I remember growing up being so proud that I was 25 percent Italian.  Every time I would say it though my father would get upset and point out that I was 100 percent American.  Yes I am and was 100 percent American and I am proud of my heritage and history in the US also.  My family on many lines has been in the US since before the US was the US.  That doesn’t stop me from also being proud of my genetic heritage also and how much my ancestors went through to get to the US.  My grandmother’s family left Italy in the early 1900s and came through Ellis Island with my Great Grandfather coming first. My Great Grandmother came over by herself with three very little kids, afraid that she would be turned back if anything went wrong – including a runny nose!   I feel I have to acknowledge ALL the strong amazing people in my history, not just the relatives that were born in the US.  In some cases the ancestors that fought to gain citizenship and then lived through being treated like second class citizens because of coming over to the US later than others have more to be admired for.  They have amazing stories that should be told also.

My great grandfather came to the US to make a place for my great grandmother and settled in Clinton IN (they later moved to Belgiumtown in Illinois). He took a job in the coal mines – which is not easy work, and made a home for the rest of his family to come over and settle at.  He passed away when my grandmother was just a couple years old of the flu of 1918, leaving my great grandmother a widow with 10 kids and no means of support.  My great grandmother went on to raise a garden – they ate what they could raise, clean houses for some of the widowers, and her sons that were still unmarried and were old enough to go to work in the mines took jobs.  At the time though, the oldest children were less than 18 years old….

My grandmother ended up being the only child to go on to high school and as the youngest all her siblings contributed some money for her to get to attend.  She finished high school and became a kindergarten teacher.  Grandma borrowed books and did what she could to get through school….

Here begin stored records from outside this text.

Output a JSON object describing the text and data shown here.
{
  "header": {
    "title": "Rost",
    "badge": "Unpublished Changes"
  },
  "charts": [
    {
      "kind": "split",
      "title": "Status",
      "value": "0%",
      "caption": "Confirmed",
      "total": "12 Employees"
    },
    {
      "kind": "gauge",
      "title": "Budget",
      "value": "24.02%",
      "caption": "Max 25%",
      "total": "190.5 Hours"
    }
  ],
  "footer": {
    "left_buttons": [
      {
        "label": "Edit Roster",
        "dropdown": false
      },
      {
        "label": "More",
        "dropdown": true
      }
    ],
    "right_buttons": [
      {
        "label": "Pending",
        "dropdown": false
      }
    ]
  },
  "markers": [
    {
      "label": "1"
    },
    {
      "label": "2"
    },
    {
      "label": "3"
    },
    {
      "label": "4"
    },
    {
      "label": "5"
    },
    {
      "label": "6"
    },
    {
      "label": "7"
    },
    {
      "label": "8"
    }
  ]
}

Each time I see the recent news against different immigrants coming into the US, I can’t help but be reminded of how my great grandparents were treated – especially during the World Wars when Italy was at odds with the US.  My ancestors had sworn allegiance to the US, but were still viewed as suspect.  I feel the times weren’t as dangerous then as they are now with the current acts of terrorism, but treating any American that has a certain genetic makeup as if they are not 100% American is not following the ideals this country was founded on.

Give me your tired, your poor, your huddled masses yearning to breathe free.”

This country was founded to be a great American melting pot.  Everyone in the US (other than the Native American’s) is descended from an Immigrant.  They may have come before the country was founded but they still came over from another country.  It amazes me that being here first seems to give some people the feeling that they are able to choose how to treat other groups.

All in all though I do still feel proud of my genetic background, but I’m also proud that I am 100% American also.  Being American will not stop me from following the traditions and researching more about the groups that I descended from.